Saturday, November 11, 2006

Go to the Red Light

I drive a lot of miles in my job. Without fail, asking for directions insures arriving at the correct place. New employees believe with the advent of Yahoo Maps, MapQuest or Google Maps, there is no need to ask the customer for directions. This belief is what led us to an “address” in the middle of a landing strip of a rural airport in Alabama.

Have I mentioned most of my driving is rural? Rural driving landmarks are much different than metropolitan landmarks. A city driver will tell you; “Take J Street towards the Capitol. After you cross 10th Street take a left, this will be 9th Street. We are in the 4th office building on the right.

Once, an Arizona the farmer gave me these directions, I kid you not.

“You know where that bar, the XXX is?” Well you go south on that road to the Indian Reservation. After you cross the railroad tracks, and it turns into a dirt road. Go about 5 miles. You’ll come to a wash. If we haven’t had a monsoon rain, you should be able to cross it with no problem, but watch out for that sandy spot, you don’t want to get stuck in it. Once you get through the wash, you’ll see a dirt road off to the right. Not the one that’s faint dirt tract, but the one that looks like a frequently used road. Take this to where the really big cactus use to be. Turn left. After another ¼ of a mile, you’ll think you’re lost – but really, you’re not. Just keep going, in another mile you’ll see the irrigation pump and the cotton field. I’ll meet you there”

It never occurred to me directions could be influenced by geography and culture. When I first started reading our clients business addresses I thought they were very cryptic. “Where the hell is Colquitt Hwy, 91 West?,” I’d think. And “West of what?” When I’d call to double check the address, they’d say, “Yep, that’s our address.” To this day I’m amazed to see signs in rural Georgia that say, “For Emergencies Dial 9-1-1”. “Like what else would you do?”, I’d think to myself. Not until a year ago did a customer tell me that Georgia had just recently entered the 9-1-1 program. (Note to self, did you know it was something you had to join?) Further, a lot of small towns didn’t want to be involved. Do you know why? Because they didn’t want to have to assign address to everything! How weird is that?
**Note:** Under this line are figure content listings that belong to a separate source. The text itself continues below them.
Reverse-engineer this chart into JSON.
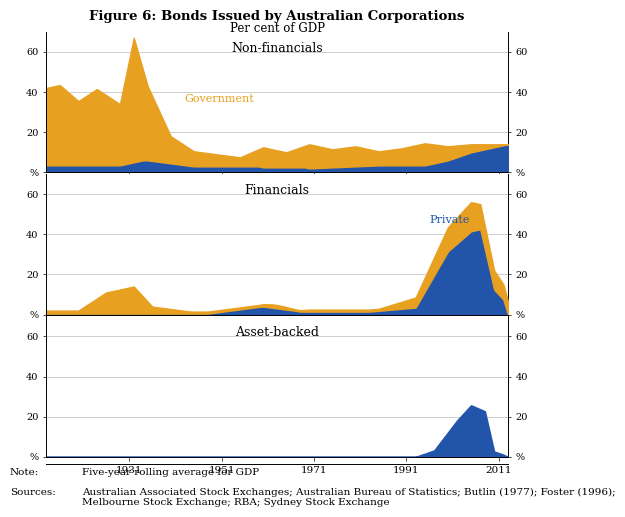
{
  "title": "Figure 6: Bonds Issued by Australian Corporations",
  "subtitle": "Per cent of GDP",
  "panel_labels": [
    "Non-financials",
    "Financials",
    "Asset-backed"
  ],
  "orange_color": "#E8A020",
  "blue_color": "#2255AA",
  "grid_color": "#BBBBBB",
  "xticks": [
    1931,
    1951,
    1971,
    1991,
    2011
  ],
  "yticks": [
    0,
    20,
    40,
    60
  ],
  "ylim": [
    0,
    70
  ],
  "xlim": [
    1913,
    2013
  ],
  "note_label": "Note:",
  "note_text": "Five-year rolling average for GDP",
  "sources_label": "Sources:",
  "sources_text": "Australian Associated Stock Exchanges; Australian Bureau of Statistics; Butlin (1977); Foster (1996);\nMelbourne Stock Exchange; RBA; Sydney Stock Exchange"
}
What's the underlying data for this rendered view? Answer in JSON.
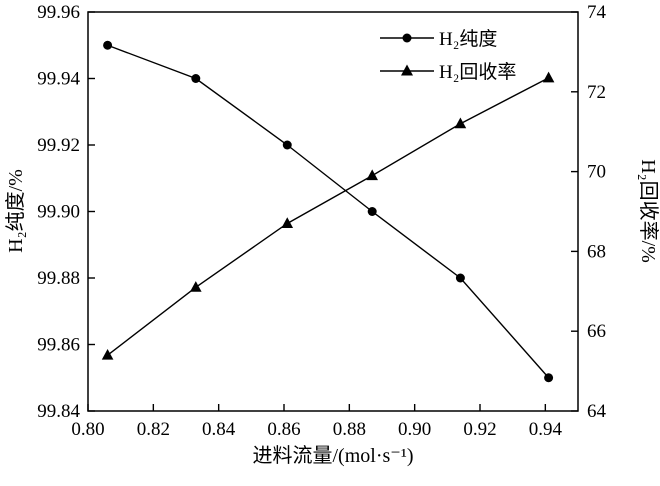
{
  "chart_data": {
    "type": "line",
    "title": "",
    "xlabel": "进料流量/(mol·s⁻¹)",
    "ylabel_left": "H₂纯度/%",
    "ylabel_right": "H₂回收率/%",
    "xlim": [
      0.8,
      0.95
    ],
    "ylim_left": [
      99.84,
      99.96
    ],
    "ylim_right": [
      64,
      74
    ],
    "grid": false,
    "legend_position": "top-right-inside",
    "colors": {
      "line": "#000000",
      "background": "#ffffff"
    },
    "xticks": [
      0.8,
      0.82,
      0.84,
      0.86,
      0.88,
      0.9,
      0.92,
      0.94
    ],
    "xtick_labels": [
      "0.80",
      "0.82",
      "0.84",
      "0.86",
      "0.88",
      "0.90",
      "0.92",
      "0.94"
    ],
    "yticks_left": [
      99.84,
      99.86,
      99.88,
      99.9,
      99.92,
      99.94,
      99.96
    ],
    "ytick_left_labels": [
      "99.84",
      "99.86",
      "99.88",
      "99.90",
      "99.92",
      "99.94",
      "99.96"
    ],
    "yticks_right": [
      64,
      66,
      68,
      70,
      72,
      74
    ],
    "ytick_right_labels": [
      "64",
      "66",
      "68",
      "70",
      "72",
      "74"
    ],
    "series": [
      {
        "name": "H₂纯度",
        "axis": "left",
        "marker": "circle",
        "x": [
          0.806,
          0.833,
          0.861,
          0.887,
          0.914,
          0.941
        ],
        "y": [
          99.95,
          99.94,
          99.92,
          99.9,
          99.88,
          99.85
        ]
      },
      {
        "name": "H₂回收率",
        "axis": "right",
        "marker": "triangle",
        "x": [
          0.806,
          0.833,
          0.861,
          0.887,
          0.914,
          0.941
        ],
        "y": [
          65.4,
          67.1,
          68.7,
          69.9,
          71.2,
          72.35
        ]
      }
    ]
  }
}
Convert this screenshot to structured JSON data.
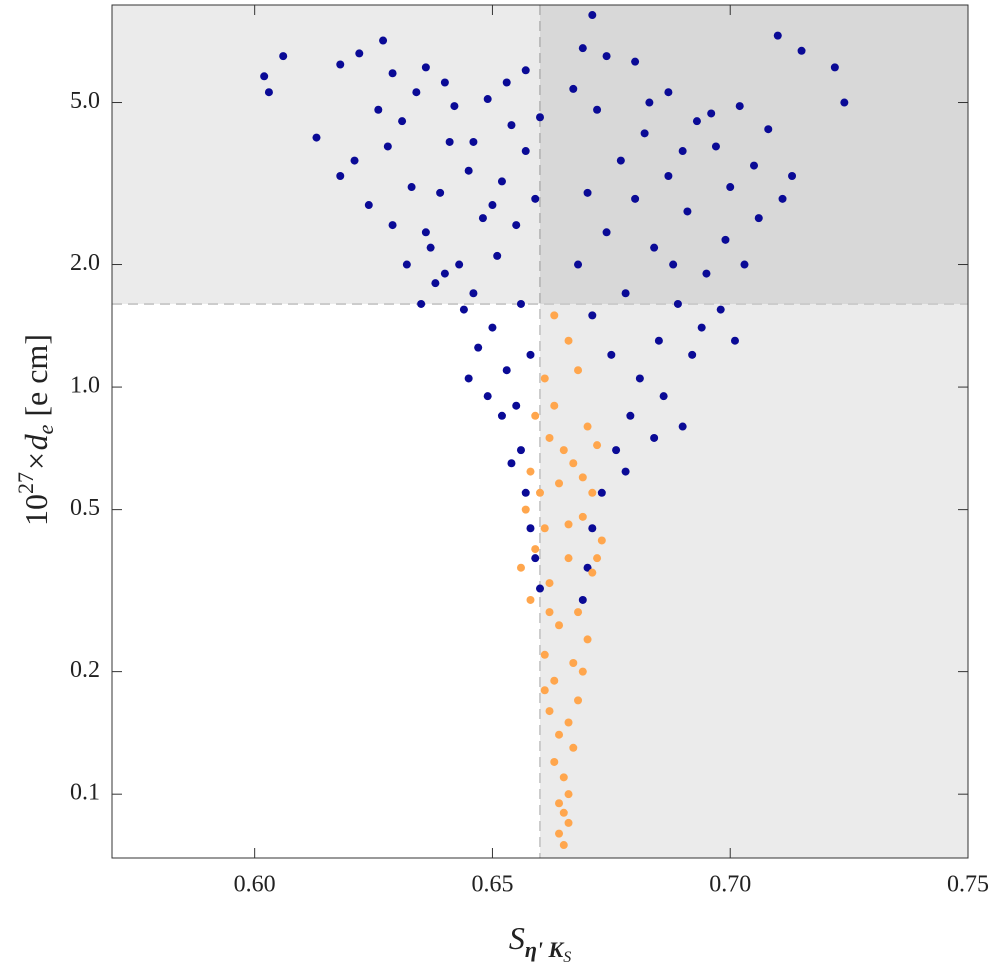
{
  "chart_data": {
    "type": "scatter",
    "xlabel": {
      "base": "S",
      "sub": "η' K",
      "subsub": "S"
    },
    "ylabel": {
      "base": "10",
      "sup": "27",
      "mid": "×d",
      "sub": "e",
      "tail": " [e cm]"
    },
    "xlim": [
      0.57,
      0.75
    ],
    "ylim": [
      0.0697,
      8.68
    ],
    "log_y": true,
    "xticks": [
      {
        "value": 0.6,
        "label": "0.60"
      },
      {
        "value": 0.65,
        "label": "0.65"
      },
      {
        "value": 0.7,
        "label": "0.70"
      },
      {
        "value": 0.75,
        "label": "0.75"
      }
    ],
    "yticks": [
      0.1,
      0.2,
      0.5,
      {
        "value": 1,
        "label": "1.0"
      },
      {
        "value": 2,
        "label": "2.0"
      },
      {
        "value": 5,
        "label": "5.0"
      }
    ],
    "shading": [
      {
        "x_from": 0.66,
        "color": "rgba(0,0,0,0.08)"
      },
      {
        "y_from": 1.6,
        "color": "rgba(0,0,0,0.08)"
      }
    ],
    "series": [
      {
        "color": "#0a0a96",
        "x": [
          0.602,
          0.603,
          0.606,
          0.618,
          0.622,
          0.627,
          0.613,
          0.618,
          0.621,
          0.624,
          0.628,
          0.631,
          0.634,
          0.636,
          0.639,
          0.641,
          0.643,
          0.645,
          0.646,
          0.648,
          0.649,
          0.65,
          0.651,
          0.652,
          0.653,
          0.654,
          0.655,
          0.655,
          0.656,
          0.656,
          0.657,
          0.657,
          0.658,
          0.658,
          0.659,
          0.659,
          0.66,
          0.66,
          0.647,
          0.644,
          0.64,
          0.637,
          0.633,
          0.629,
          0.626,
          0.642,
          0.652,
          0.654,
          0.649,
          0.645,
          0.638,
          0.635,
          0.632,
          0.65,
          0.646,
          0.64,
          0.653,
          0.636,
          0.657,
          0.629,
          0.724,
          0.722,
          0.715,
          0.71,
          0.711,
          0.708,
          0.705,
          0.702,
          0.699,
          0.697,
          0.695,
          0.693,
          0.691,
          0.689,
          0.687,
          0.685,
          0.684,
          0.682,
          0.681,
          0.68,
          0.679,
          0.678,
          0.677,
          0.676,
          0.675,
          0.674,
          0.673,
          0.672,
          0.671,
          0.671,
          0.67,
          0.67,
          0.669,
          0.668,
          0.667,
          0.683,
          0.69,
          0.694,
          0.698,
          0.7,
          0.686,
          0.688,
          0.692,
          0.703,
          0.706,
          0.713,
          0.696,
          0.687,
          0.68,
          0.674,
          0.671,
          0.69,
          0.684,
          0.678,
          0.669,
          0.701
        ],
        "values": [
          5.8,
          5.3,
          6.5,
          6.2,
          6.6,
          7.1,
          4.1,
          3.3,
          3.6,
          2.8,
          3.9,
          4.5,
          5.3,
          2.4,
          3.0,
          4.0,
          2.0,
          3.4,
          1.7,
          2.6,
          5.1,
          1.4,
          2.1,
          3.2,
          1.1,
          4.4,
          0.9,
          2.5,
          0.7,
          1.6,
          0.55,
          3.8,
          0.45,
          1.2,
          0.38,
          2.9,
          0.32,
          4.6,
          1.25,
          1.55,
          1.9,
          2.2,
          3.1,
          2.5,
          4.8,
          4.9,
          0.85,
          0.65,
          0.95,
          1.05,
          1.8,
          1.6,
          2.0,
          2.8,
          4.0,
          5.6,
          5.6,
          6.1,
          6.0,
          5.9,
          5.0,
          6.1,
          6.7,
          7.3,
          2.9,
          4.3,
          3.5,
          4.9,
          2.3,
          3.9,
          1.9,
          4.5,
          2.7,
          1.6,
          3.3,
          1.3,
          2.2,
          4.2,
          1.05,
          2.9,
          0.85,
          1.7,
          3.6,
          0.7,
          1.2,
          2.4,
          0.55,
          4.8,
          0.45,
          1.5,
          0.36,
          3.0,
          0.3,
          2.0,
          5.4,
          5.0,
          3.8,
          1.4,
          1.55,
          3.1,
          0.95,
          2.0,
          1.2,
          2.0,
          2.6,
          3.3,
          4.7,
          5.3,
          6.3,
          6.5,
          8.2,
          0.8,
          0.75,
          0.62,
          6.8,
          1.3
        ]
      },
      {
        "color": "#ffa64d",
        "x": [
          0.663,
          0.666,
          0.661,
          0.668,
          0.659,
          0.67,
          0.662,
          0.672,
          0.658,
          0.667,
          0.664,
          0.671,
          0.657,
          0.669,
          0.661,
          0.673,
          0.659,
          0.666,
          0.671,
          0.662,
          0.658,
          0.668,
          0.664,
          0.67,
          0.661,
          0.667,
          0.663,
          0.668,
          0.662,
          0.666,
          0.664,
          0.667,
          0.663,
          0.665,
          0.666,
          0.664,
          0.665,
          0.666,
          0.664,
          0.665,
          0.663,
          0.665,
          0.66,
          0.672,
          0.656,
          0.669,
          0.666,
          0.662,
          0.669,
          0.661
        ],
        "values": [
          1.5,
          1.3,
          1.05,
          1.1,
          0.85,
          0.8,
          0.75,
          0.72,
          0.62,
          0.65,
          0.58,
          0.55,
          0.5,
          0.48,
          0.45,
          0.42,
          0.4,
          0.38,
          0.35,
          0.33,
          0.3,
          0.28,
          0.26,
          0.24,
          0.22,
          0.21,
          0.19,
          0.17,
          0.16,
          0.15,
          0.14,
          0.13,
          0.12,
          0.11,
          0.1,
          0.095,
          0.09,
          0.085,
          0.08,
          0.075,
          0.9,
          0.7,
          0.55,
          0.38,
          0.36,
          0.6,
          0.46,
          0.28,
          0.2,
          0.18
        ]
      }
    ]
  }
}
This in part explains why direction giving changed when I started traveling in the south. Many times they include references like this:

“Well, when you come through town there’ll be a flashing-light. Turn right.”

My immediate thought was, “Oh, oh, not spending the night in this town. If they don’t even have proper stop lights, they’re certainly NOT going to have a hotel.”

Sometimes they’d say, “Go to the red-light and turn left”. I always thought I was being witty when I’d say, “What if the light's green?”

The direction giver, however, NEVER laughed. There’d just be dead silence on the other end of the line. I kept up with this amusing question, until this summer. Somewhere in the middle of Arkansas it happened. I came to the stop-light. It only had one light. Not just one stop light in the town, there was just ONE COLOR in the stop light. It was red. No green, no yellow. Just red. Boy did I feel stupid.

I’m continually amazed at how different life is in other places than in California. Home of the automobile, where the first freeways were started, where in the 30’s there were “Motor-court” motels, where you'd park right next to your cottage, where all houses have garages, and the idea for Mac Donald’s was born. Now I’m plopped down in an area where homes have no garages, towns don’t have 3 colored stop lights, and homes and buildings don’t have assigned street numbers.

Imagine, “Go to the red light.” – because they only need one color. Who’d a thunk it?


Country Mouse said...

That all sounds so familiar to me, especially the 9-1-1 part. I remember when Mousetown got its first stoplight, and when we got 9-1-1 service. Not only did not everything have addresses prior to that, not even all of the roads had names.

JMom said...

LOL!! so true, about directions in rural areas. I grew up in Los Angeles where all the streets are in an orderly grid. What's parallel here will still be parallel 5 miles down the road. Not so here. They start crossing each other and change names with every bend in the road. We have a street that seems like one street, but it has 3 names depending on which side of town you're on. My hubby swears they layed down the streets on cow paths, ergo the erratic twists and turns :)

Keetha said...

I grew up and live in Mississippi, the very definition of rural. Here folks use the term "red light" and "traffic light" interchangeably. I once got a dear friend from Naples, Florida, very lost by giving her directions that included turning at a red light.